The Research and Development Tax Incentive, often called the R&D Tax Incentive or R&DTI, is an Australian Government program that helps eligible companies offset some of the cost of eligible research and development activities.
It is designed for companies carrying out experimental work to resolve technical uncertainty and generate new knowledge. The benefit is usually claimed through the company tax return after eligible R&D activities have been registered.
No. The R&D Tax Incentive is not usually a grant paid upfront before the work begins. It is a tax offset claimed through the tax system.
For some eligible companies, the offset may be refundable. This means the company may receive a cash refund if the offset is more than the company’s income tax liability. For other companies, the offset may be non-refundable and used to reduce tax payable or carried forward, subject to the applicable rules.
The R&D Tax Incentive is generally available to eligible companies. Individuals, most trusts, partnerships and exempt entities generally cannot claim in their own right.
A company may need to consider additional rules if it is part of a group, has related entities, uses contractors, conducts work for another entity, or performs activities outside Australia.
Potentially, yes. The refundable offset can be particularly relevant for startups and early-stage companies that are investing in development before becoming profitable.
A loss-making company may receive a cash refund if it qualifies for the refundable offset and the offset exceeds its income tax liability. The outcome depends on the company’s turnover, tax rate, structure, eligible R&D expenditure, registration status and broader tax position.
Eligible R&D usually involves experimental work where the outcome could not be known in advance based on existing knowledge, information or experience.
A project may be worth reviewing if it involved technical uncertainty, a hypothesis, testing, trials, prototypes, iterations, observation and evaluation.

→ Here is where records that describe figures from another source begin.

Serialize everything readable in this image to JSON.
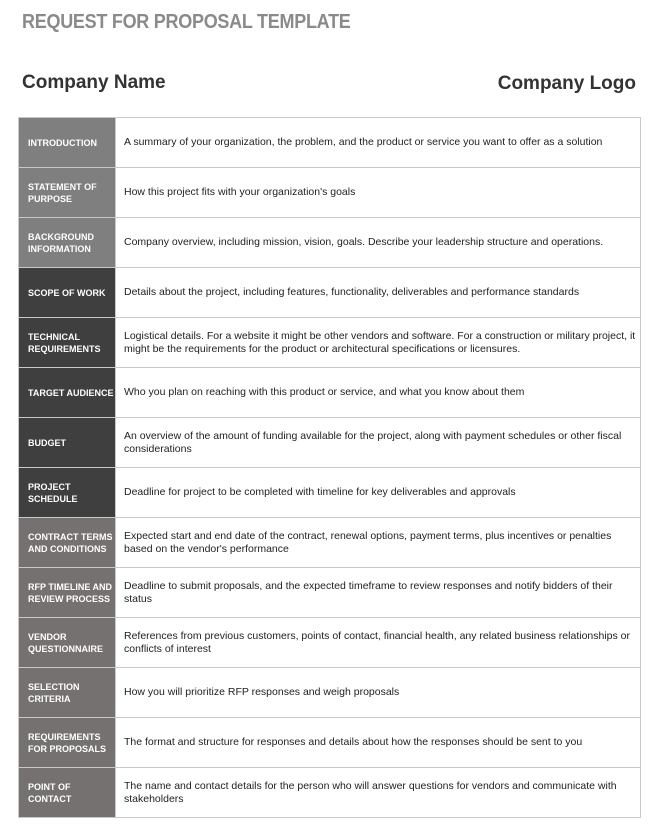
{
  "title": "REQUEST FOR PROPOSAL TEMPLATE",
  "company_name": "Company Name",
  "company_logo": "Company Logo",
  "colors": {
    "group1": "#7f7f7f",
    "group2": "#3f3f3f",
    "group3": "#767171"
  },
  "rows": [
    {
      "label": "INTRODUCTION",
      "text": "A summary of your organization, the problem, and the product or service you want to offer as a solution",
      "group": "g1"
    },
    {
      "label": "STATEMENT OF PURPOSE",
      "text": "How this project fits with your organization's goals",
      "group": "g1"
    },
    {
      "label": "BACKGROUND INFORMATION",
      "text": "Company overview, including mission, vision, goals. Describe your leadership structure and operations.",
      "group": "g1"
    },
    {
      "label": "SCOPE OF WORK",
      "text": "Details about the project, including features, functionality, deliverables and performance standards",
      "group": "g2"
    },
    {
      "label": "TECHNICAL REQUIREMENTS",
      "text": "Logistical details. For a website it might be other vendors and software. For a construction or military project, it might be the requirements for the product or architectural specifications or licensures.",
      "group": "g2"
    },
    {
      "label": "TARGET AUDIENCE",
      "text": "Who you plan on reaching with this product or service, and what you know about them",
      "group": "g2"
    },
    {
      "label": "BUDGET",
      "text": "An overview of the amount of funding available for the project, along with payment schedules or other fiscal considerations",
      "group": "g2"
    },
    {
      "label": "PROJECT SCHEDULE",
      "text": "Deadline for project to be completed with timeline for key deliverables and approvals",
      "group": "g2"
    },
    {
      "label": "CONTRACT TERMS AND CONDITIONS",
      "text": "Expected start and end date of the contract, renewal options, payment terms, plus incentives or penalties based on the vendor's performance",
      "group": "g3"
    },
    {
      "label": "RFP TIMELINE AND REVIEW PROCESS",
      "text": "Deadline to submit proposals, and the expected timeframe to review responses and notify bidders of their status",
      "group": "g3"
    },
    {
      "label": "VENDOR QUESTIONNAIRE",
      "text": "References from previous customers, points of contact, financial health, any related business relationships or conflicts of interest",
      "group": "g3"
    },
    {
      "label": "SELECTION CRITERIA",
      "text": "How you will prioritize RFP responses and weigh proposals",
      "group": "g3"
    },
    {
      "label": "REQUIREMENTS FOR PROPOSALS",
      "text": "The format and structure for responses and details about how the responses should be sent to you",
      "group": "g3"
    },
    {
      "label": "POINT OF CONTACT",
      "text": "The name and contact details for the person who will answer questions for vendors and communicate with stakeholders",
      "group": "g3"
    }
  ]
}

Commercial innovation alone is not enough. The focus is on whether the company conducted eligible R&D activities.
Software, AI, automation and product development can qualify, but they do not automatically qualify.
These projects may need review where the company was trying to resolve a technical uncertainty through experimentation. Routine coding, configuration, ordinary implementation, bug fixing, cosmetic changes, market research or standard product improvement may not qualify unless they are directly connected to eligible R&D activities.
Eligible R&D expenditure may include costs connected to registered R&D activities. Depending on the circumstances, this may include staff costs, contractor costs, materials, certain overheads, depreciation or decline in value of assets used in R&D, and other costs linked to eligible activities.
Costs should be supported by records and apportioned where they relate partly to R&D and partly to ordinary business activities.
In general, a company needs at least $20,000 of eligible notional R&D deductions for the income year to claim the R&D Tax Incentive.
There are exceptions, including certain expenditure to a registered Research Service Provider and certain Cooperative Research Centre contributions. Companies below the threshold should obtain advice before assuming they can or cannot claim.
A company generally needs to register its R&D activities within 10 months after the end of the income year in which the activities took place.
For a company with a standard 30 June year end, this usually means the registration deadline is 30 April of the following year. Companies with substituted accounting periods should check their own deadline.
Companies should keep records showing both the R&D activities and the related expenditure.
Useful records may include project plans, technical reports, test results, prototypes, experiment logs, design documents, meeting notes, staff timesheets, contractor invoices, payroll records, accounting records and cost apportionment workings.
Records created while the work is happening are generally stronger than records prepared much later.